# Countability of a subset of sequences

Let $$\mathcal{A} = \{a \in \{1,2,3,4,5\}^\Bbb N : |a_i- a_{i+1}| = 1 \; \forall i\}.$$ Is the set $$\mathcal{A}$$ countable?

I tried an argument like Cantor's diagonalization process but without success. This problem arises when solving the hiding cat puzzle (https://www.youtube.com/watch?time_continue=2&v=yZyx9gHhRXM). Indeed, if that set is countable and $$\{a^1, a^2,...\}$$ is an enumeration of $$\mathcal{A},$$ then we can define $$a \in \{1,2,3,4,5\}^\Bbb N$$ by $$a_i = a^i_i.$$ Then, the sequence $$a$$ solves the puzzle.

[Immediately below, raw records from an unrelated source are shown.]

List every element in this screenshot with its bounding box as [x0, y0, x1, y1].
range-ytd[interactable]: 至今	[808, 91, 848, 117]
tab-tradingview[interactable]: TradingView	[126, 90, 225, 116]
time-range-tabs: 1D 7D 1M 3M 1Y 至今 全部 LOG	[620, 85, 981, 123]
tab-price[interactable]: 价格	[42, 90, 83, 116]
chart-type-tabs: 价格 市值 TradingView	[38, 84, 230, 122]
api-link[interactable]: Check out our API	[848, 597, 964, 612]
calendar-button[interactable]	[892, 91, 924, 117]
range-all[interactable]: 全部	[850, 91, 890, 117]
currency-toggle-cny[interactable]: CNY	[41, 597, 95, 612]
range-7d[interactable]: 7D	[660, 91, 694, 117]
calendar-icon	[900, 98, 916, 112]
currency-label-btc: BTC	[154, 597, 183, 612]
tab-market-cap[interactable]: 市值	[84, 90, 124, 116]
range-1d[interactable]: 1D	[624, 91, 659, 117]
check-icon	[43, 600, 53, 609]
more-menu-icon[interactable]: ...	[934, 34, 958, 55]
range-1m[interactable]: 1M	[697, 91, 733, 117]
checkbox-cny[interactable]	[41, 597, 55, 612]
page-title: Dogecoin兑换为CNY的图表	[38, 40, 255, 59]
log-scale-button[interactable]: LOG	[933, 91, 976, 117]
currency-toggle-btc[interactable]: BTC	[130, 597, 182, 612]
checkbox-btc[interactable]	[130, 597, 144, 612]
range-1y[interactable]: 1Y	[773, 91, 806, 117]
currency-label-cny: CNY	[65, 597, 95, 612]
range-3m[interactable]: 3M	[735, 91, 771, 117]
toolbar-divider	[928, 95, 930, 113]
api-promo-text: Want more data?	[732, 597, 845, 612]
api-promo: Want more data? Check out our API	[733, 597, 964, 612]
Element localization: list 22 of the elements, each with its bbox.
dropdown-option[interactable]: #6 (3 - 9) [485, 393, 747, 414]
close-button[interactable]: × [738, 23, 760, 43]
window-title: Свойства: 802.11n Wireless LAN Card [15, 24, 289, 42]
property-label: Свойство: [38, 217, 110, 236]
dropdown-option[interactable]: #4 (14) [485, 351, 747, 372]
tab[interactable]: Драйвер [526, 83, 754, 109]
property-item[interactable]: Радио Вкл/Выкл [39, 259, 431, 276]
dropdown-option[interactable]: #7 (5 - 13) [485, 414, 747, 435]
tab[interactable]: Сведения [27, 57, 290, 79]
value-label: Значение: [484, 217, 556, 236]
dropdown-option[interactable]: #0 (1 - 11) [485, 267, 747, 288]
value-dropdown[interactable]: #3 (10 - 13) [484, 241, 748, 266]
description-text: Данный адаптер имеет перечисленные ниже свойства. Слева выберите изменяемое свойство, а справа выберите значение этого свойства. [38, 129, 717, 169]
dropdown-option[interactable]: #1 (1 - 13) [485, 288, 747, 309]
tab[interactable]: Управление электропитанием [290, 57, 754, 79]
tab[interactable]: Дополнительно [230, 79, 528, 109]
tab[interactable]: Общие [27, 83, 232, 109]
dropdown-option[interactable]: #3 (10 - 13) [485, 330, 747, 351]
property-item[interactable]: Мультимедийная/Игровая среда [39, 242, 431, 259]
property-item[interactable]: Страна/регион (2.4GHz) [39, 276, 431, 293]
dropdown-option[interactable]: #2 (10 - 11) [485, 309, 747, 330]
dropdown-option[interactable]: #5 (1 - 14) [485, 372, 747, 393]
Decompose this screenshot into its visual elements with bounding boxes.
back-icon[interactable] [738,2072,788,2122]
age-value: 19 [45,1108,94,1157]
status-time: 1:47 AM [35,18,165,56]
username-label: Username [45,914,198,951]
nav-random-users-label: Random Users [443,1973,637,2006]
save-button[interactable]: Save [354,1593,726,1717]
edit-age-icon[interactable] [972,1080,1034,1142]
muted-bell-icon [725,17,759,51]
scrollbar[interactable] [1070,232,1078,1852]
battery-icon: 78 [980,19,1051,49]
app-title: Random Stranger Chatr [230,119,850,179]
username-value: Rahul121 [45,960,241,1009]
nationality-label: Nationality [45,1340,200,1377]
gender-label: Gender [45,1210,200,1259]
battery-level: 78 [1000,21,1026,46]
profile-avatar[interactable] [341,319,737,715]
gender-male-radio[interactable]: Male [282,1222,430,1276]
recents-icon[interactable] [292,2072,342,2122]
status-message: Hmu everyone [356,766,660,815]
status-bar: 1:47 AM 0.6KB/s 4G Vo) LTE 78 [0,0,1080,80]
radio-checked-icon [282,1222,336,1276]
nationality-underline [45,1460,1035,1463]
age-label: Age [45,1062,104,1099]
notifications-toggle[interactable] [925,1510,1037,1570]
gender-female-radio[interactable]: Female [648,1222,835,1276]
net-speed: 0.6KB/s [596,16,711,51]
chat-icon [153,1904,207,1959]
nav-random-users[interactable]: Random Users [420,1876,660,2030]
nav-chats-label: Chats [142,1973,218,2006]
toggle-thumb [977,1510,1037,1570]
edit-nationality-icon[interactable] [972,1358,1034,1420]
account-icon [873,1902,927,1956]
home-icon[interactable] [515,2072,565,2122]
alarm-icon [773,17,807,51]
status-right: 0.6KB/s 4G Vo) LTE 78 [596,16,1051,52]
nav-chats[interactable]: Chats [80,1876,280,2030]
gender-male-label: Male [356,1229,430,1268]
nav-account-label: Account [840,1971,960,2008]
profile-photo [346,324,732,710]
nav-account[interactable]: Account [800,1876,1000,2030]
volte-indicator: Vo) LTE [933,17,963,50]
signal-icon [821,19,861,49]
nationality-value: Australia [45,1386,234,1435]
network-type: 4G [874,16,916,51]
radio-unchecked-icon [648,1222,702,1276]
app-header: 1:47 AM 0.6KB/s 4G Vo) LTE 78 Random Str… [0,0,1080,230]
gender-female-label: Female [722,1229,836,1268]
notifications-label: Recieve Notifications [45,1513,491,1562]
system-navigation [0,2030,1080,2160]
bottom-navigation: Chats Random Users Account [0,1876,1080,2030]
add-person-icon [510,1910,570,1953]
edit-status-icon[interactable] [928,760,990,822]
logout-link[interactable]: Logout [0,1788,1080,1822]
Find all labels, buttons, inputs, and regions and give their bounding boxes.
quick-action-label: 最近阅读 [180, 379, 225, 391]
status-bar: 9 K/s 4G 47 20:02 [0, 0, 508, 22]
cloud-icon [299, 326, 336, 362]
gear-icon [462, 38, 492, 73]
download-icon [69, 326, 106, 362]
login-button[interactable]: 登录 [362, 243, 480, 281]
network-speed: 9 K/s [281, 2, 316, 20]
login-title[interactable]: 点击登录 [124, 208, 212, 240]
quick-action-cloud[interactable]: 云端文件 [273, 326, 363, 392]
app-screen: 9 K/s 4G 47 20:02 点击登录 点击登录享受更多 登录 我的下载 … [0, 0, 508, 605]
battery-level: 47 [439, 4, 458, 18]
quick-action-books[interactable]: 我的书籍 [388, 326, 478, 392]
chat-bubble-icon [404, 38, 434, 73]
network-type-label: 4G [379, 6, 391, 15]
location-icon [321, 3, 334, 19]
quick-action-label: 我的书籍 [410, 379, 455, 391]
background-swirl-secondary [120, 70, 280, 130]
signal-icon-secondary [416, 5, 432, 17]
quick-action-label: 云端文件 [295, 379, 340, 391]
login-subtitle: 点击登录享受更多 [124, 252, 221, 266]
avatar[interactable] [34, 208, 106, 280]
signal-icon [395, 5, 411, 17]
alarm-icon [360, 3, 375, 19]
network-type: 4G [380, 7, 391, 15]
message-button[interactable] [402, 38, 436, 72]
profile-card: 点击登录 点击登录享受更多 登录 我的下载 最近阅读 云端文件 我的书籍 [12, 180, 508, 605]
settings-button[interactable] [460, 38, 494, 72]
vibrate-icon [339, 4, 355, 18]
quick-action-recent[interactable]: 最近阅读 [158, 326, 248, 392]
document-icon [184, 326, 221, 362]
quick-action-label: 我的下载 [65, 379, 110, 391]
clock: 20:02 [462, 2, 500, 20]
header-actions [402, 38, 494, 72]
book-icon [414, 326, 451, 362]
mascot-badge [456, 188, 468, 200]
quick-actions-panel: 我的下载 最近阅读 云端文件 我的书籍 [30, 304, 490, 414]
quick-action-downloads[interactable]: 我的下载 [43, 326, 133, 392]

For any $$g\in \{1,3\}^{\Bbb N}$$ let $$g^*\in \{1,2,3\}^{ \Bbb N}$$ where $$g^*(2n)=g(n)$$ and $$g^*(2n-1)=2.$$
Then $$g^*\in A.$$ And if $$g,h \in \{1,3\}^{\Bbb N}$$ with $$g\ne h$$ then $$g^*\ne h^*.$$
So $$\{g^*: g\in \{1,3\}^{\Bbb N}\}$$ is an uncountable subset of $$A$$ because $$\{1,3\}^{\Bbb N}$$ is uncountable (Cantor).
Intuitively, you can encode infinite sequences of $$0$$s and $$1$$s as such a sequence: encode $$0$$ as '$$2,1$$' and $$1$$ as '$$2,3$$'. This ensures that consecutive terms in the sequence are exactly one apart.
For example $$0,1,1,0,1,0,\dots$$ is encoded as $$2,1,2,3,2,3,2,1,2,3,2,1,\dots$$
This defines an injection $$\{0,1\}^{\mathbb{N}} \to \mathcal{A}$$, meaning that $$\mathcal{A}$$ is at least as large as $$\{0,1\}^{\mathbb{N}}$$, which is uncountable.